A strange house, a Welsh lawyer and an Italian Contessa.
Updated: Nov 30, 2020
To the north of Merthyr Tydfil, near the railway viaduct at Pontsarn, stands a very peculiar house. The property has been known by a number of different names, over the years, including Hafod Cottage, Vaynor Cottage, The Old Spanish House and, more recently, Hy Brasail. At the time of writing, the house, a Grade II listed, stands empty, neglected and looking very sad. What makes the house unique is the style in which it was built.
Like its name, Hy Brasail, the house, is shrouded in mystery. Some commentators have suggested that the house was named after ‘Hy Brasail’ - also known as ‘Hy Brasil’ - a mythical island somewhere off the coast of Ireland.
According to legend, the island is hidden by an inpenetrable mist except for one day every seven years. In the old Irish tongue the name of the island suggests beauty, great worth and might. In 1674, a Captain Nisbet was on a voyage from France to Ireland when he chanced upon the mysterious island. According to the Captain’s reports, a colony of enormous black rabbits inhabited the island together with a magician who lived alone in a castle. It’s an unlikely tale and a strange place after which to name a house near Merthyr Tydfil.
As well as having a strange name, the house called Hy Brasail is a bewilderment of ideas. Part of the dwelling is conventional and looks like a Victorian middle class house but a strange extension has been added. Stone columns hold up an incongruous arch while, just beyond, Spanish archways support an upper floor containing stone mullioned windows, sheltering from the weather under a Welsh slate roof. Alongside the mullioned windows, an upstairs veranda sits, surrounded by carved stone balustrades. To add to the discord, two Venetian stone towers emerge, like campaniles, from the roof. Even the towers, with their pink stone columns, are mismatched; one is larger than the other.
There are several opinions regarding the origins of the strange dwelling. Although there is no evidence to support the idea, some say it was built by an owner in the style of his wife’s Tuscan childhood home. It is known that a solicitor named Mr. James, whose law practice was in Merthyr, lived in the house in 1912. At the time the house, rather smaller than it is now, was known as ‘Vaynor Cottage.’ Each morning, Mr. James walked to Pontsarn Station to catch an early train to Merthyr. Each night he returned to his empty house. That summer, he went to Italy for a holiday where he met an Italian Countessa and immediately fell in love.

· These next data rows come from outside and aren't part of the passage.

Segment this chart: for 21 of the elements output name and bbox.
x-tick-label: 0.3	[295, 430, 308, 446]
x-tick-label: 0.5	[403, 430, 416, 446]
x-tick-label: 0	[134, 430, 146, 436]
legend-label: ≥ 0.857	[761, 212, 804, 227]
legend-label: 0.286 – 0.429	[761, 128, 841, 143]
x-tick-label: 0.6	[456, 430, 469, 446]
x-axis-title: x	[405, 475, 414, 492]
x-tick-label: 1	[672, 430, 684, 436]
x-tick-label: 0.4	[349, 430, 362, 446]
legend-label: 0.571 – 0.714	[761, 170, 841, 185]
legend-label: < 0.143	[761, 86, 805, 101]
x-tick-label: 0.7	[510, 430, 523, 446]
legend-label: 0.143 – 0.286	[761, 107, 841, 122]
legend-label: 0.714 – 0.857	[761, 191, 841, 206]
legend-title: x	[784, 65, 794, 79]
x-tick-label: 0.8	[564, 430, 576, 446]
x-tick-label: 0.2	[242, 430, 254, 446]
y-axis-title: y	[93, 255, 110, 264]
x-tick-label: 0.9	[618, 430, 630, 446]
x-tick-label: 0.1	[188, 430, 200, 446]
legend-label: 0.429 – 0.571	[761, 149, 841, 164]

Thinking the holiday liaison was something more serious than a brief romance, Mr. James returned home and added an Italian style extension to his house with the hope that the Contessa would join him in Wales. To make the house more homely, he furnished it with fine furniture, porcelain and paintings and in the courtyard, at the front of the house, he placed a large statue of an eagle sat on a plinth. Sadly, the Contessa never came to Wales and Mr. James’ dream of love remained unfulfilled. The disappointed solicitor resumed his daily train rides to work and remained a bachelor for the rest of his life.

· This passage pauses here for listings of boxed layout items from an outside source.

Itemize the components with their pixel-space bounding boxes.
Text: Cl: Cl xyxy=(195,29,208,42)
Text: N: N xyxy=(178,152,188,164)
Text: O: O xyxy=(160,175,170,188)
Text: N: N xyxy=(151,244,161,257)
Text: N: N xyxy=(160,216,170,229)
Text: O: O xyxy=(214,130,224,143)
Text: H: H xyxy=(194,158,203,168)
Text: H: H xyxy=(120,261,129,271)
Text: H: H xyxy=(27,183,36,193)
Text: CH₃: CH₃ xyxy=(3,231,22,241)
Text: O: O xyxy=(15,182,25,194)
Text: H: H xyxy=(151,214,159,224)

In 1948, a butcher by the name of Bowen bought Vaynor Cottage. Bowen’s Irish wife, a teacher, wanted a name for the house that was more in keeping with its size and quirky character. It was Mrs Bowen who renamed the house ‘Hy Brasail’ after the mythical island from Irish folklore.
The eagle was either sold or stolen in the 1980s and the railway station at Pontsarn has long since closed. Today, the old rail bed is part of the Taff Trail and walkers who enjoy the path pass close to Hy Brasail, a structurally odd derelict building and one of the strangest looking houses in Wales.